In other words, it’s hard to avoid the suspicion that Republicans want to make it seem like they’re doing something without actually doing very much (hardly a novel notion in Congress). Their position has been that there is no real systemic problem in American policing; instead, there are some “bad apples,” individual cops who are racist or abusive, and once they are identified and removed, everything will be fine.
But the fact that the bills are similar in the areas they address (though not identical; for instance, the Democratic bill limits “qualified immunity” while the Republican bill does not) shows that at a moment like this, Congress gravitates toward the most concrete things it can find. Chokeholds is a good example: Everyone thinks they’re bad, so you either discourage or ban them.

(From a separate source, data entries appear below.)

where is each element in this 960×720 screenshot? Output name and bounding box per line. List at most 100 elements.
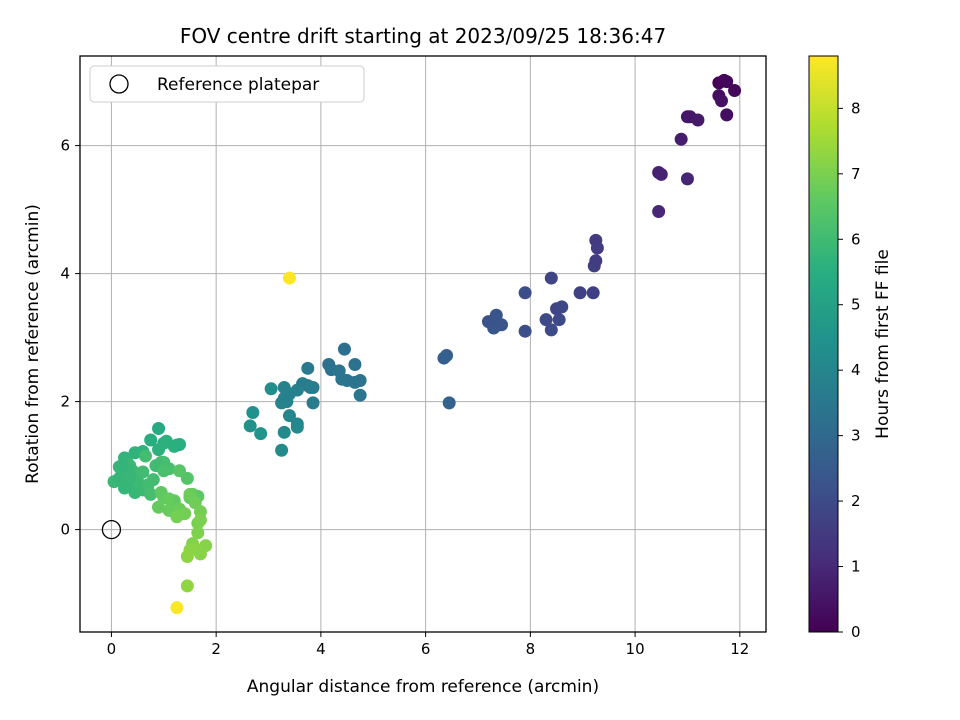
data-point — [680, 172, 694, 186]
colorbar-tick-label: 2 — [851, 492, 861, 510]
data-point — [170, 601, 184, 615]
colorbar-gradient — [809, 56, 838, 632]
data-point — [652, 205, 666, 219]
data-point — [144, 433, 158, 447]
colorbar-tick-label: 1 — [851, 558, 861, 576]
colorbar: 0 1 2 3 4 5 6 7 8 Hours from first FF file — [808, 55, 893, 641]
data-point — [152, 500, 166, 514]
data-point — [335, 372, 349, 386]
data-point — [728, 84, 742, 98]
x-tick-label: 0 — [107, 640, 117, 658]
data-point — [691, 113, 705, 127]
data-point — [353, 388, 367, 402]
plot-area: 0 2 4 6 8 10 12 0 2 4 6 — [60, 55, 767, 658]
legend-marker-icon — [109, 74, 129, 94]
colorbar-tick-label: 5 — [851, 296, 861, 314]
data-points — [107, 73, 742, 615]
data-point — [518, 324, 532, 338]
data-point — [573, 286, 587, 300]
data-point — [172, 464, 186, 478]
x-axis-label: Angular distance from reference (arcmin) — [247, 677, 599, 697]
colorbar-frame — [808, 55, 839, 633]
legend-box — [89, 65, 365, 103]
grid-lines — [80, 56, 766, 632]
x-tick-label: 12 — [730, 640, 749, 658]
data-point — [254, 427, 268, 441]
data-point — [128, 446, 142, 460]
data-point — [277, 425, 291, 439]
data-point — [552, 313, 566, 327]
data-point — [518, 286, 532, 300]
data-point — [337, 342, 351, 356]
plot-frame — [79, 55, 767, 633]
data-point — [348, 375, 362, 389]
data-point — [720, 108, 734, 122]
data-point — [306, 396, 320, 410]
data-point — [112, 471, 126, 485]
data-point — [180, 579, 194, 593]
data-point — [495, 318, 509, 332]
legend: Reference platepar — [89, 65, 365, 103]
data-point — [654, 167, 668, 181]
colorbar-tick-label: 3 — [851, 427, 861, 445]
plot-background — [80, 56, 766, 632]
data-point — [193, 513, 207, 527]
data-point — [193, 547, 207, 561]
colorbar-ticks: 0 1 2 3 4 5 6 7 8 — [838, 99, 861, 641]
data-point — [544, 271, 558, 285]
data-point — [282, 409, 296, 423]
data-point — [180, 549, 194, 563]
colorbar-tick-label: 0 — [851, 623, 861, 641]
data-point — [440, 349, 454, 363]
data-point — [144, 487, 158, 501]
colorbar-tick-label: 6 — [851, 230, 861, 248]
data-point — [115, 459, 129, 473]
data-point — [243, 419, 257, 433]
data-point — [157, 464, 171, 478]
data-point — [167, 439, 181, 453]
data-point — [277, 391, 291, 405]
data-point — [303, 381, 317, 395]
data-point — [138, 449, 152, 463]
legend-entry-label: Reference platepar — [157, 75, 319, 95]
x-axis-ticks: 0 2 4 6 8 10 12 — [107, 632, 749, 658]
x-tick-label: 8 — [526, 640, 536, 658]
y-tick-label: 2 — [60, 393, 70, 411]
data-point — [118, 481, 132, 495]
x-tick-label: 2 — [211, 640, 221, 658]
colorbar-tick-label: 8 — [851, 99, 861, 117]
data-point — [442, 396, 456, 410]
x-tick-label: 10 — [626, 640, 645, 658]
data-point — [589, 254, 603, 268]
colorbar-tick-label: 4 — [851, 361, 861, 379]
y-tick-label: 0 — [60, 521, 70, 539]
x-tick-label: 6 — [421, 640, 431, 658]
data-point — [152, 443, 166, 457]
y-tick-label: 6 — [60, 137, 70, 155]
data-point — [162, 492, 176, 506]
data-point — [290, 420, 304, 434]
data-point — [123, 470, 137, 484]
data-point — [348, 357, 362, 371]
x-tick-label: 4 — [316, 640, 326, 658]
data-point — [191, 526, 205, 540]
data-point — [555, 300, 569, 314]
colorbar-tick-label: 7 — [851, 165, 861, 183]
data-point — [246, 405, 260, 419]
data-point — [170, 510, 184, 524]
data-point — [586, 286, 600, 300]
y-axis-label: Rotation from reference (arcmin) — [23, 204, 43, 484]
y-tick-label: 4 — [60, 265, 70, 283]
colorbar-label: Hours from first FF file — [873, 249, 893, 439]
y-axis-ticks: 0 2 4 6 — [60, 137, 80, 539]
data-point — [152, 421, 166, 435]
chart-title: FOV centre drift starting at 2023/09/25 … — [180, 24, 666, 48]
data-point — [720, 75, 734, 89]
data-point — [544, 323, 558, 337]
data-point — [539, 313, 553, 327]
data-point — [277, 381, 291, 395]
data-point — [301, 361, 315, 375]
data-point — [275, 443, 289, 457]
data-point — [674, 132, 688, 146]
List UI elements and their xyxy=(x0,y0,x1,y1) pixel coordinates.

That may not get very far at addressing the underlying problem, but it’s popular. As this AP/NORC poll shows, things such as requiring body cameras, establishing a national use of force standard and requiring officers to report misconduct by their colleagues are overwhelmingly favored, with all enjoying the approval of over 85 percent of the public.
Just for the record, despite the attention being given to “defund the police,” the poll shows only 25 percent of people favoring reducing funding for law enforcement. But this one question doesn’t capture the complexity of that idea, which is generally meant to suggest that if we took responsibility for things such as traffic enforcement and handling mental health crises away from the people with guns, they could spend their time preventing crimes even with fewer of them on the job.
And unsurprisingly, there are some partisan differences, even as Democrats and Republicans are equally supportive of body cams or a use-of-force standard. For instance, 68 percent of Democrats in the poll supported limiting the use of military equipment by police, compared to only 31 percent of Republicans. Maybe it’s because I’m a squishy liberal, but the idea that any small town needs a Mine-Resistant Ambush Protected armored personnel vehicle to arrest the local meth dealer is beyond me.
We can stop sending any more surplus military equipment to local police agencies, but like other measures advocated at the federal level, it’s only a start. What we really need is a fundamental reimagining of what policing means, and that’s something that will take years or decades, if we even decide to do it.
You can remove the cop with 17 complaints against him before he kills someone, but what about the rest of the force that has spent years being inculcated with a “warrior” ideology that fills them with fear and encourages them to be as aggressive as possible when dealing with people? What about the centuries of racism that makes even people who want to believe they aren’t biased see black men as dangerous and violent? Unwinding that is going to take a lot more than a bill shunted through Congress in a week or two.
Since policing happens mostly at the local level, that’s where most of the reform will have to happen as well. The good news is that it has already begun.
There are cities across the country that are starting to look at serious reform. New York is disbanding its notorious plainclothes unit. Albuquerque is creating a department of trained professionals to respond to 911 calls relating to homelessness and addiction so the police don’t have to. Multiple cities are diverting some police funding to social services and ending the placement of officers in public schools, which often results in ordinary classroom discipline problems being elevated to criminal proceedings (Daniel Nichanian has gathered these and other reform efforts).
In other words, the extraordinary protests that have taken place all across the country are beginning to produce some actual reform. There’s still a long way to go, but it shows that activism can work. And who knows, maybe Congress will manage to pass a bill or two as well.